Kebetulan ketertarikannya di pembuatan pajeng sejak lama ia pendam ketika ia aktif di bidang seni tari. Untuk itu ia curi ilmu dari seorang pembuat pajeng mumpuni di Kesiman. Pembuat ini sudah terkenal sejak zaman Belanda. Ia beli satu dan ia pelajari detail pembuatan pajeng. Ia coba-coba dan ia puas dengan hasil karyanya. Sampai akhirnya ia mendapat kepercayaan Pemda Bali untuk memenuhi pesanan Bung Karno untuk pembukaan Asian Games di Jakarta. Kebetulan saat itu ia terlibat banyak dalam tim tarian Bali yang dipercaya untuk mengisi acara pembukaan olahraga se-Asia itu. Ia sendiri dipercaya sebagai penanggungjawab dekorasi Stadion Senayan Jakarta. 

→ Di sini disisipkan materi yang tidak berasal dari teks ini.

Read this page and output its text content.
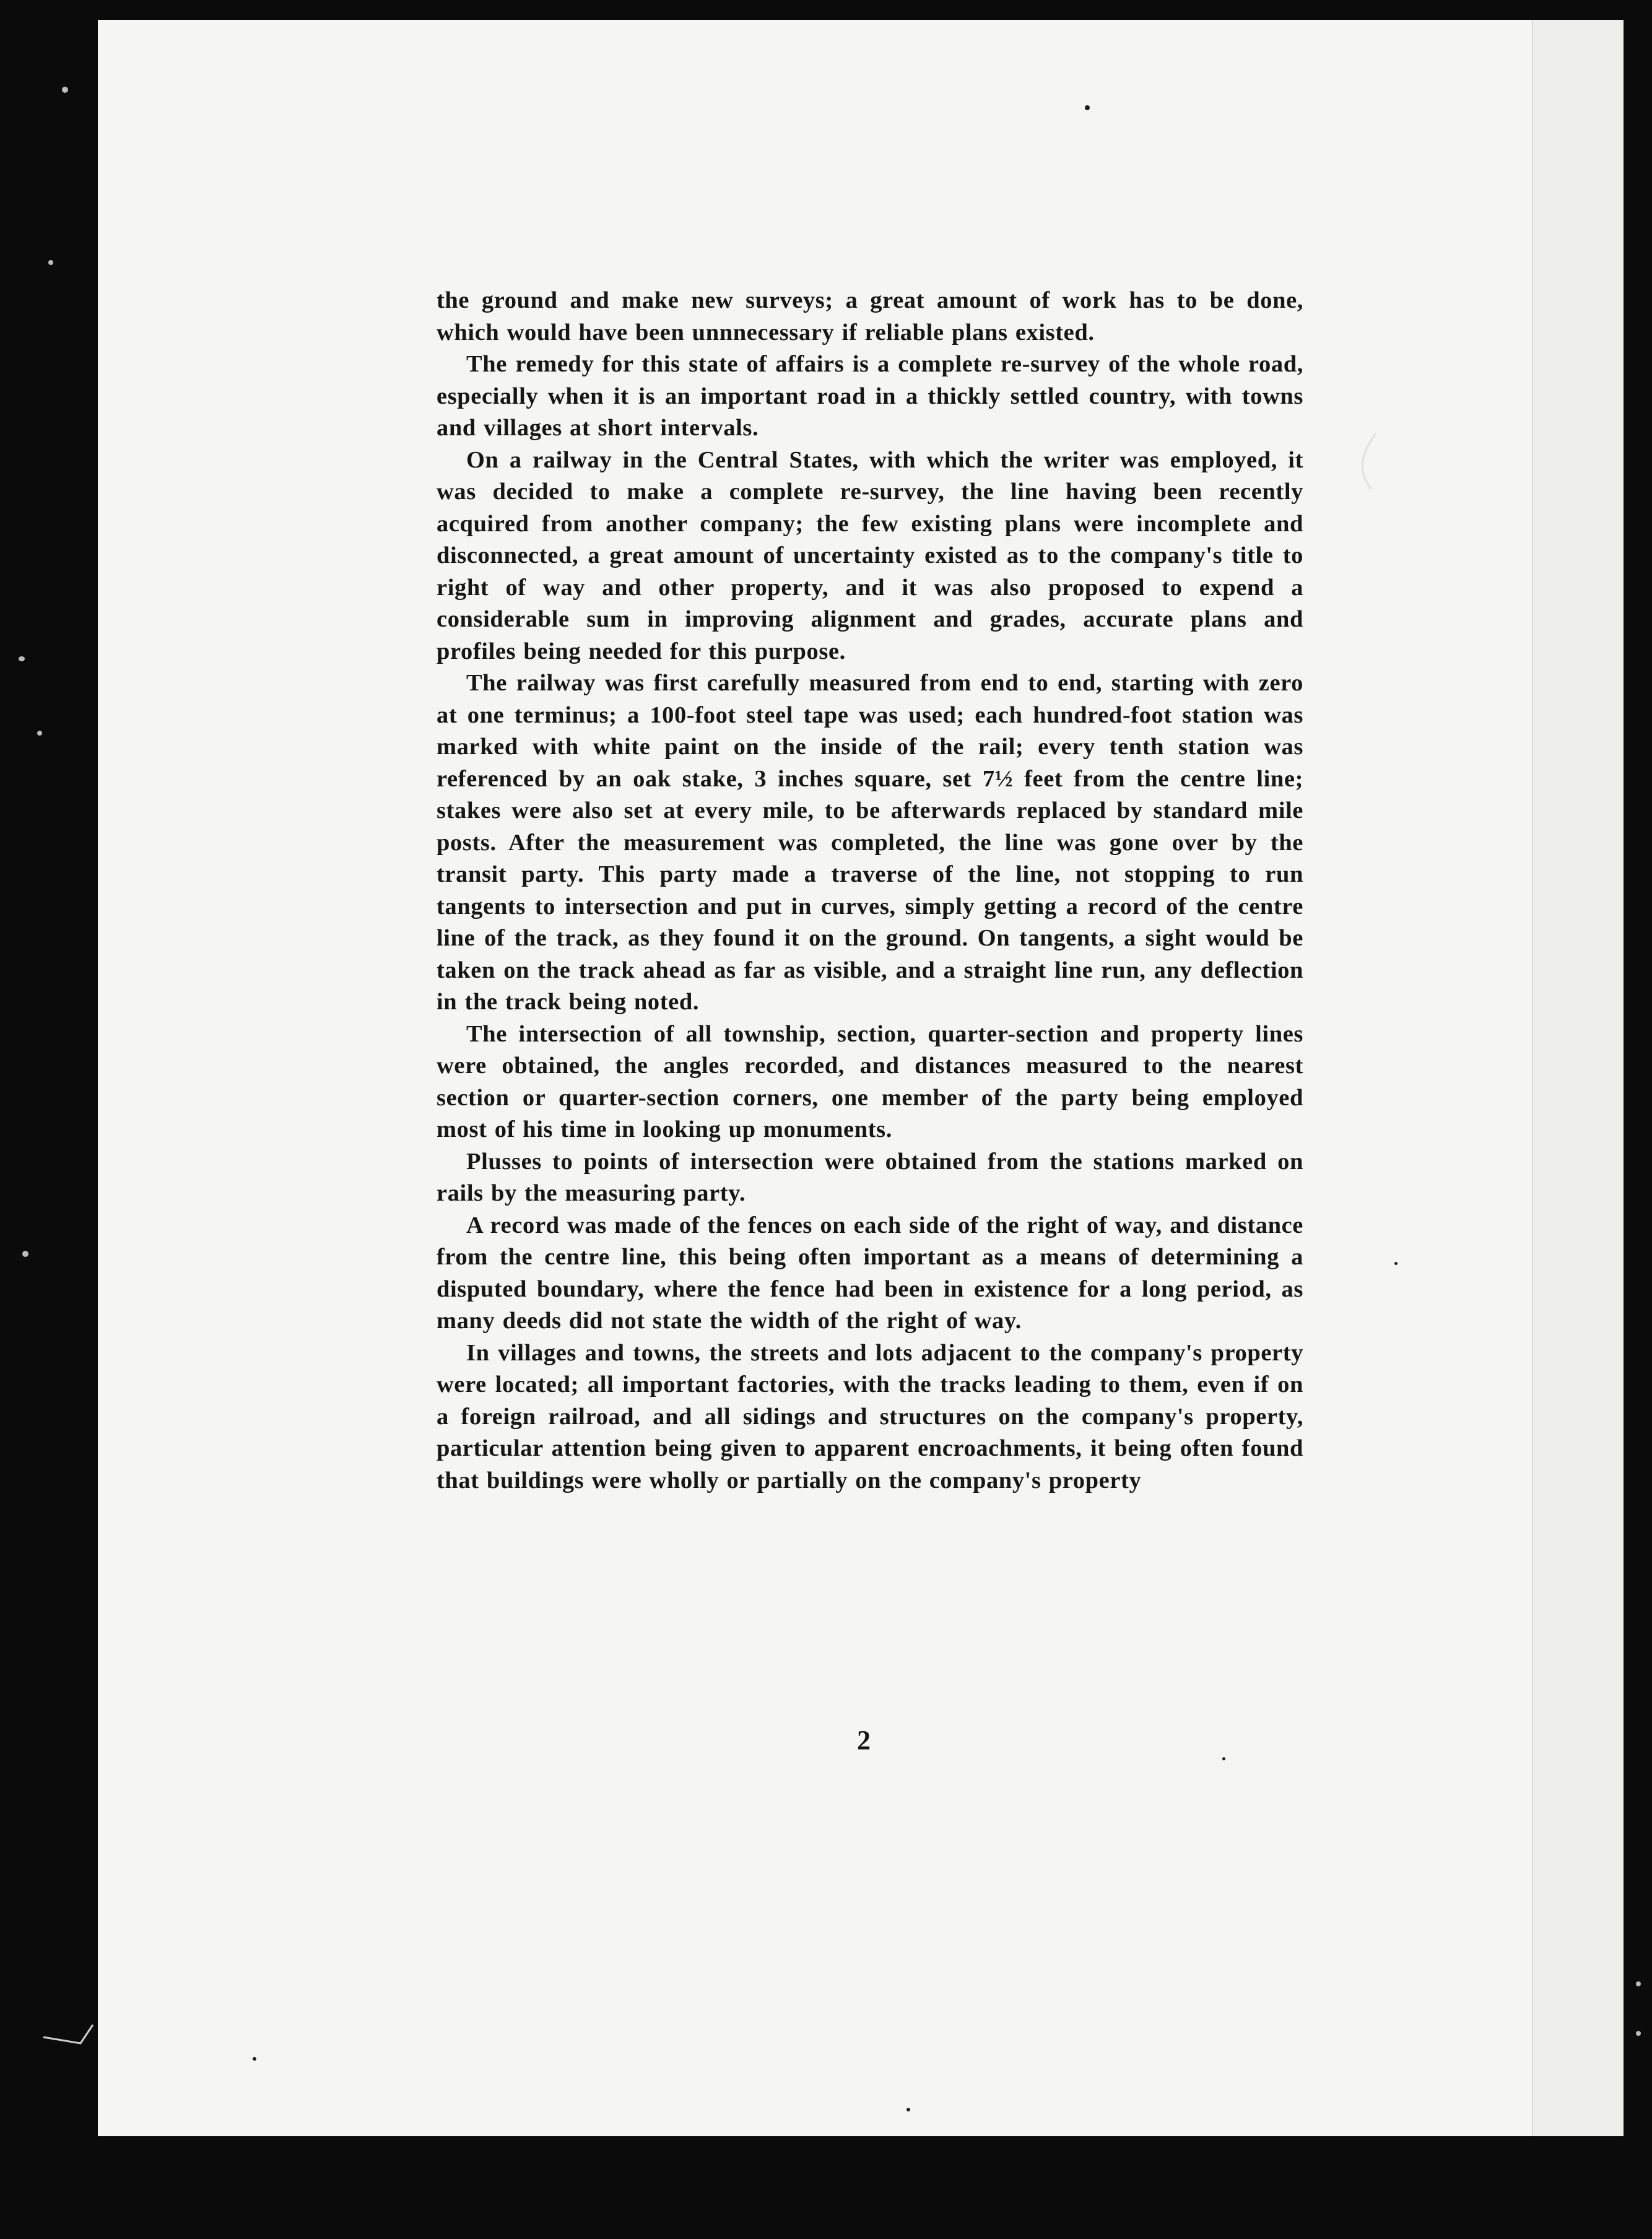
the ground and make new surveys; a great amount of work has to be done, which would have been unnnecessary if reliable plans existed.

The remedy for this state of affairs is a complete re-survey of the whole road, especially when it is an important road in a thickly settled country, with towns and villages at short intervals.

On a railway in the Central States, with which the writer was employed, it was decided to make a complete re-survey, the line having been recently acquired from another company; the few existing plans were incomplete and disconnected, a great amount of uncertainty existed as to the company's title to right of way and other property, and it was also proposed to expend a considerable sum in improving alignment and grades, accurate plans and profiles being needed for this purpose.

The railway was first carefully measured from end to end, starting with zero at one terminus; a 100-foot steel tape was used; each hundred-foot station was marked with white paint on the inside of the rail; every tenth station was referenced by an oak stake, 3 inches square, set 7½ feet from the centre line; stakes were also set at every mile, to be afterwards replaced by standard mile posts. After the measurement was completed, the line was gone over by the transit party. This party made a traverse of the line, not stopping to run tangents to intersection and put in curves, simply getting a record of the centre line of the track, as they found it on the ground. On tangents, a sight would be taken on the track ahead as far as visible, and a straight line run, any deflection in the track being noted.

The intersection of all township, section, quarter-section and property lines were obtained, the angles recorded, and distances measured to the nearest section or quarter-section corners, one member of the party being employed most of his time in looking up monuments.

Plusses to points of intersection were obtained from the stations marked on rails by the measuring party.

A record was made of the fences on each side of the right of way, and distance from the centre line, this being often important as a means of determining a disputed boundary, where the fence had been in existence for a long period, as many deeds did not state the width of the right of way.

In villages and towns, the streets and lots adjacent to the company's property were located; all important factories, with the tracks leading to them, even if on a foreign railroad, and all sidings and structures on the company's property, particular attention being given to apparent encroachments, it being often found that buildings were wholly or partially on the company's property

2
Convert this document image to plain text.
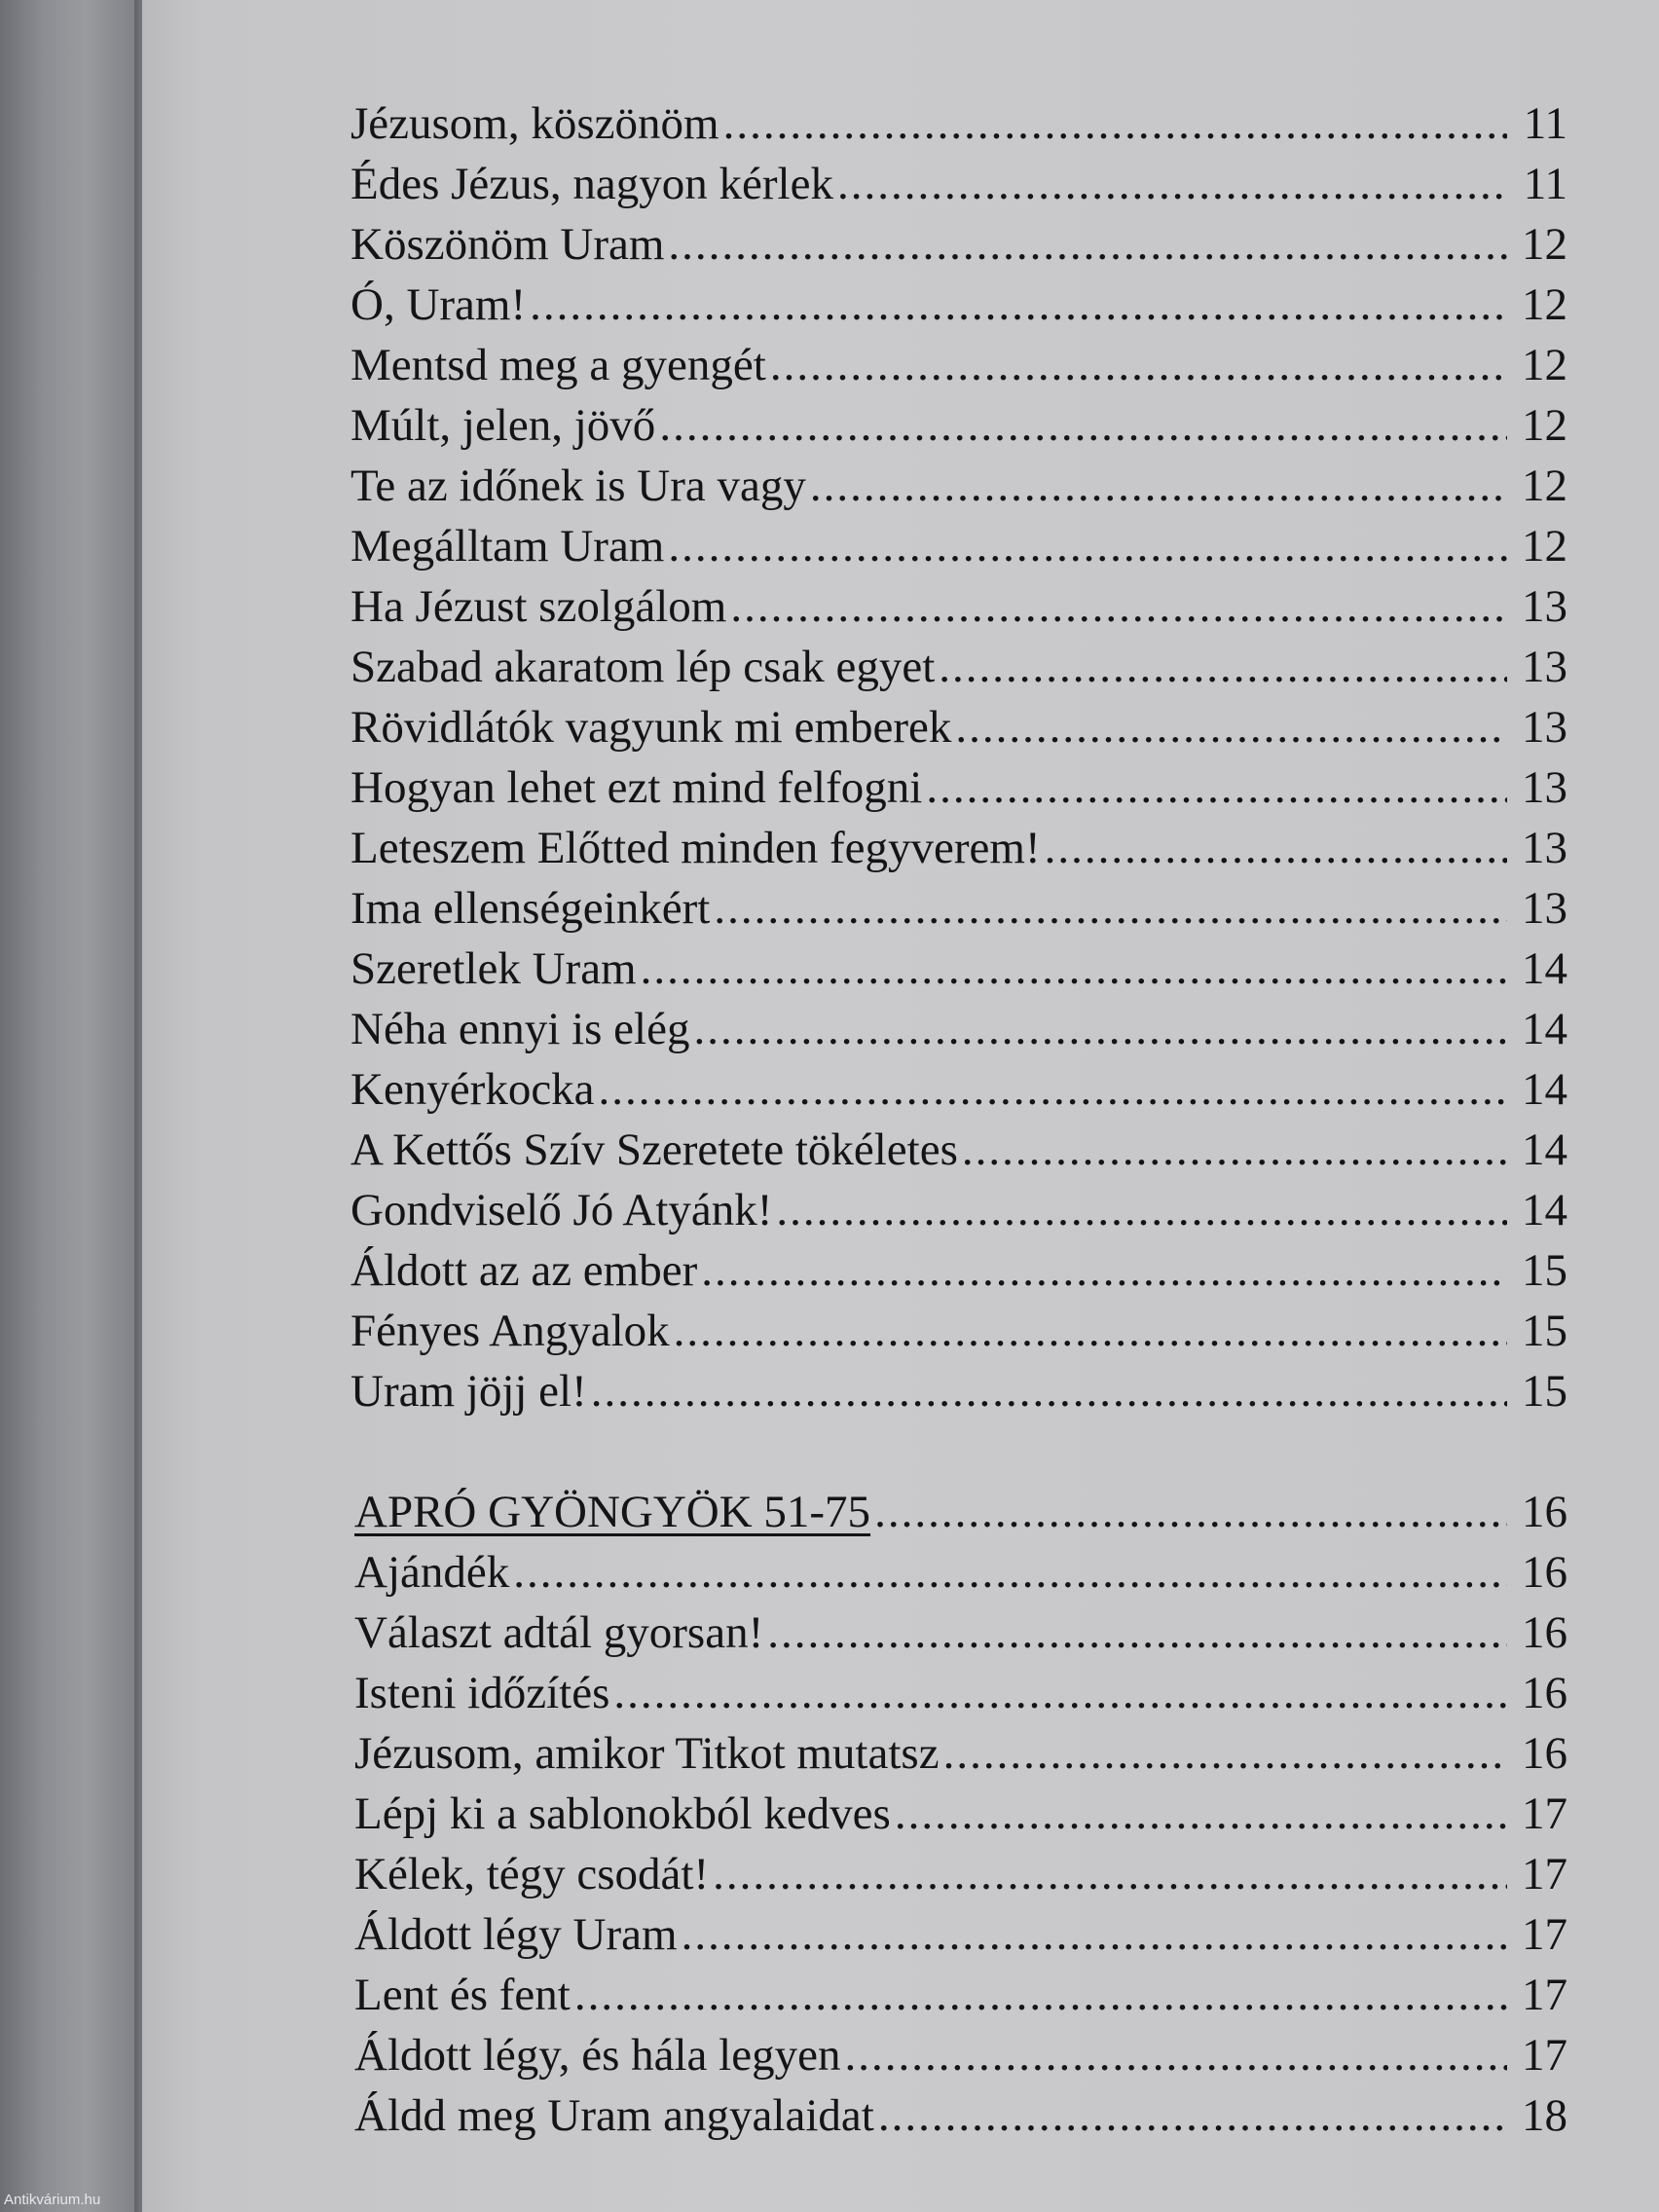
Jézusom, köszönöm .....	11
Édes Jézus, nagyon kérlek .....	11
Köszönöm Uram .....	12
Ó, Uram! .....	12
Mentsd meg a gyengét .....	12
Múlt, jelen, jövő .....	12
Te az időnek is Ura vagy .....	12
Megálltam Uram .....	12
Ha Jézust szolgálom .....	13
Szabad akaratom lép csak egyet .....	13
Rövidlátók vagyunk mi emberek .....	13
Hogyan lehet ezt mind felfogni .....	13
Leteszem Előtted minden fegyverem! .....	13
Ima ellenségeinkért .....	13
Szeretlek Uram .....	14
Néha ennyi is elég .....	14
Kenyérkocka .....	14
A Kettős Szív Szeretete tökéletes .....	14
Gondviselő Jó Atyánk! .....	14
Áldott az az ember .....	15
Fényes Angyalok .....	15
Uram jöjj el! .....	15
APRÓ GYÖNGYÖK 51-75 .....	16
Ajándék .....	16
Választ adtál gyorsan! .....	16
Isteni időzítés .....	16
Jézusom, amikor Titkot mutatsz .....	16
Lépj ki a sablonokból kedves .....	17
Kélek, tégy csodát! .....	17
Áldott légy Uram .....	17
Lent és fent .....	17
Áldott légy, és hála legyen .....	17
Áldd meg Uram angyalaidat .....	18
Antikvárium.hu
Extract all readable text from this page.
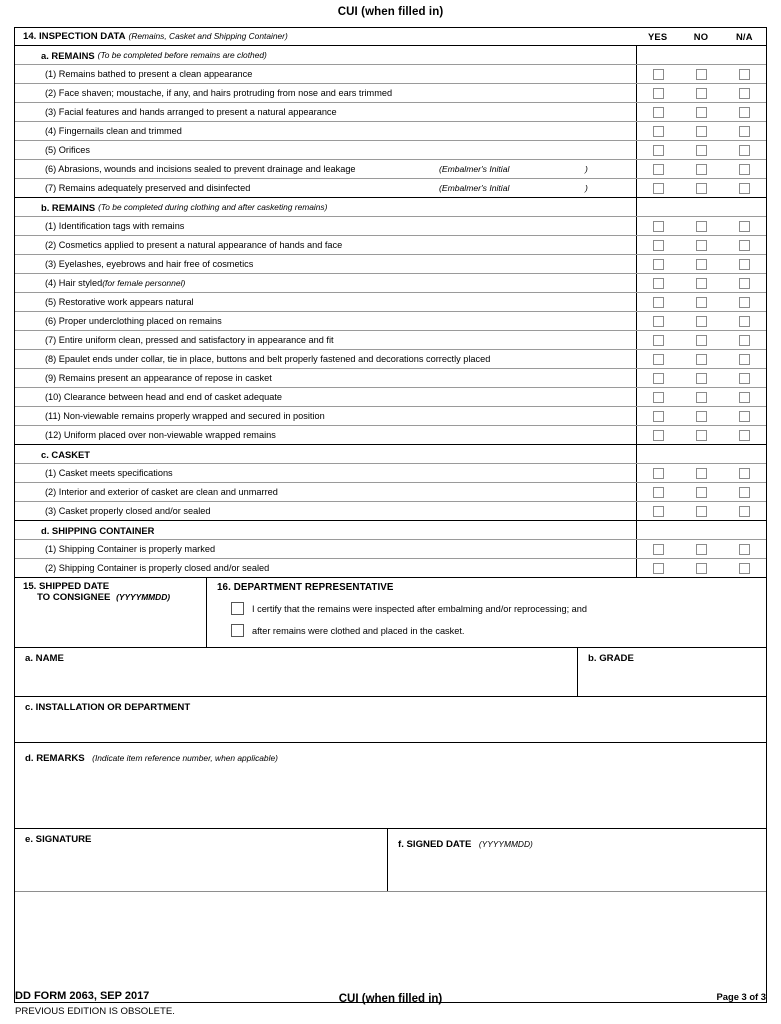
CUI (when filled in)
14. INSPECTION DATA (Remains, Casket and Shipping Container)	YES	NO	N/A
a. REMAINS (To be completed before remains are clothed)
(1) Remains bathed to present a clean appearance
(2) Face shaven; moustache, if any, and hairs protruding from nose and ears trimmed
(3) Facial features and hands arranged to present a natural appearance
(4) Fingernails clean and trimmed
(5) Orifices
(6) Abrasions, wounds and incisions sealed to prevent drainage and leakage	(Embalmer's Initial	)
(7) Remains adequately preserved and disinfected	(Embalmer's Initial	)
b. REMAINS (To be completed during clothing and after casketing remains)
(1) Identification tags with remains
(2) Cosmetics applied to present a natural appearance of hands and face
(3) Eyelashes, eyebrows and hair free of cosmetics
(4) Hair styled (for female personnel)
(5) Restorative work appears natural
(6) Proper underclothing placed on remains
(7) Entire uniform clean, pressed and satisfactory in appearance and fit
(8) Epaulet ends under collar, tie in place, buttons and belt properly fastened and decorations correctly placed
(9) Remains present an appearance of repose in casket
(10) Clearance between head and end of casket adequate
(11) Non-viewable remains properly wrapped and secured in position
(12) Uniform placed over non-viewable wrapped remains
c. CASKET
(1) Casket meets specifications
(2) Interior and exterior of casket are clean and unmarred
(3) Casket properly closed and/or sealed
d. SHIPPING CONTAINER
(1) Shipping Container is properly marked
(2) Shipping Container is properly closed and/or sealed
15. SHIPPED DATE
TO CONSIGNEE (YYYYMMDD)
16. DEPARTMENT REPRESENTATIVE
I certify that the remains were inspected after embalming and/or reprocessing; and
after remains were clothed and placed in the casket.
a. NAME	b. GRADE
c. INSTALLATION OR DEPARTMENT
d. REMARKS (Indicate item reference number, when applicable)
e. SIGNATURE	f. SIGNED DATE (YYYYMMDD)
DD FORM 2063, SEP 2017
PREVIOUS EDITION IS OBSOLETE.
CUI (when filled in)	Page 3 of 3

Ia pernah menekuni bisnis menyewakan pakaian tari. “Tapi sejak 1984 tiang putuskan untuk menekuni pembuatan pajeng saja,’’ ujar bapak tiga anak ini. 
Sekarang Kara masih aktif di bengkel kerjanya, dibantu isterinya, Made Supadmi dan anak-anak. Mereka sepakat, usaha mereka adalah usaha keluarga, semua proses dilakukan secara bersama-sama. Hasilnya, semua anaknya dapat membiayai kuliah sendiri dari bisnis pajeng.
Meski mengaku dibanjiri pesanan, Kara merasa cukup dengan keadaannya sekarang. Ia hanya khusus mengerjakan pajeng atas dasar pesanan. “Saya tak mau ambil permintaan pasar dalam bentuk kodian, meski permintaan untuk itu banyak sekali. Saya mengutamakan kualitas,’’ cetus pejuang kemerdekaan ini. 
Justru ia yang sering menawarkan sebagian pesanannya kepada pembuat pajeng lain. ‘’Sayang, kebanyakan mereka tidak mampu membuat pajeng berkualitas,’’ sambungnya sambil menunjukkan pajeng berumur 30 tahun buatannya yang kini ia perbaiki kain penutupnya. “Kayunya masih kukuh,”ujarnya. Pajeng made in Kara sulit ditiru orang, karena punya ciri tersendiri pada bagian tertentu.
Hidup sederhana dan bahagia di usia tua, di bilangan Banjar Tainsiat Denpasar, bersama keluarga ia tengah mengerjakan pesanan pelanggan utama mereka dari Hotel Oberoi Seminyak. Ia juga disibukkan dengan kegiatan memperbaiki pajeng jumbo yang ia produksi. 
Jika ada yang hendak menelusuri benang merah sejarah tedung Bali, niscaya Made Kara pelaku penting di dalamnya. Ia satu dari sedikit pelopor payung Bali, yang menikmati boom turisme.